Desde que los primeros habitantes del planeta pudieron pescar, el gusto por los mariscos ha acompañado la historia de la humanidad. La variedad de alimentos que pueden surgir de las profundidades del mar resultan infinitas si se mezclan con la capacidad creadora de aquellos magos de la cocina, a los que les entregamos la responsabilidad de ofrecernos sabores nuevos, texturas que activen nuestra sensibilidad, decoraciones que activen nuestros sentidos a través de la vista.

En el Bankers, quien tiene en sus manos esa tarea, es el chef Stéphane Richard, de cuya experiencia y conocimiento, salió hace poco la nueva carta del Club, en la que una lista de nuevos platos espera a ser degustada por los socios y sus invitados.

Entre la delicias que propone, para el mes de mayo, ofrece un delicioso atún blanco en flor de rosa con ñoquis.

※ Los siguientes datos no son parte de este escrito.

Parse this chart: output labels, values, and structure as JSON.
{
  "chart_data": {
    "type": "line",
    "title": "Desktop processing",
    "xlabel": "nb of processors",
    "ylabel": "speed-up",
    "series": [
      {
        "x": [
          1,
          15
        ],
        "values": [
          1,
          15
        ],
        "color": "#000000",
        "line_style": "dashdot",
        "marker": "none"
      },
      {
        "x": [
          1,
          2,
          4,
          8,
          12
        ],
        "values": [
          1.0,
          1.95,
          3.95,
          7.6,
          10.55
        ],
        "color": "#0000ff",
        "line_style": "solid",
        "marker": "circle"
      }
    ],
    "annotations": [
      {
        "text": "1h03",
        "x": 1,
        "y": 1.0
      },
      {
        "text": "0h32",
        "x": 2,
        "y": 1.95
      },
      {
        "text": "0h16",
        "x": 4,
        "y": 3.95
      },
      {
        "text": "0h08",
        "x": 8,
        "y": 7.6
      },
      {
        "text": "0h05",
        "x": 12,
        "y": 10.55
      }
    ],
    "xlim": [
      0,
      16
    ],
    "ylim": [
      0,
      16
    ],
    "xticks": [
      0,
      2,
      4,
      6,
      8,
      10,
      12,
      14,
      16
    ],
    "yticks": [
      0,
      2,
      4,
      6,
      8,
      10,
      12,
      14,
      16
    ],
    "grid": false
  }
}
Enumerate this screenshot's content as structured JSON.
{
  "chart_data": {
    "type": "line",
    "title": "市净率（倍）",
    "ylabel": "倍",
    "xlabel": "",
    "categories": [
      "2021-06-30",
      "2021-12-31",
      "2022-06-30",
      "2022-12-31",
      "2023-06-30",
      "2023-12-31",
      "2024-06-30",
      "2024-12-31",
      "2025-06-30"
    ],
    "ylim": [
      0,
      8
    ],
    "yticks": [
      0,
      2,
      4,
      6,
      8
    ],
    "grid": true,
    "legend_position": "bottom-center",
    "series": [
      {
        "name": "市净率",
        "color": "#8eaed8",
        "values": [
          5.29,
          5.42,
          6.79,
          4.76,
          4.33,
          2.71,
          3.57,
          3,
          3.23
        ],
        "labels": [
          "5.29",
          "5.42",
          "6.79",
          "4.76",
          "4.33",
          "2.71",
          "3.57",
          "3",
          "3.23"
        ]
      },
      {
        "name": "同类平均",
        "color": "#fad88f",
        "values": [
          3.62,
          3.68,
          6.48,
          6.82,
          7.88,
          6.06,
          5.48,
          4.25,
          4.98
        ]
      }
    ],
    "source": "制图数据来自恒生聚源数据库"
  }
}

Este pescado, muy apreciado en la gastronomía española —sobre todo en la zona de Cantabria—, y considerado como parte de la vieja aristocracia de los mariscos, se lo prepara pochado, para luego ser agregado a un velouté que se hace con el consomé de su propio jugo, al que se le agrega esencia de rosa y crema de leche. La mezcla de sabores se convierte entonces en una experiencia gastronómica digna de probar.

Los ñoquis son el acompañante ideal en este plato. El sabor de la pasta y el queso parmesano, mezclado a la delicadeza del atún blanco que nada en medio de la sedosidad de la crema, con el toque de rosas, hace de esta una verdadera invitación a los sentidos.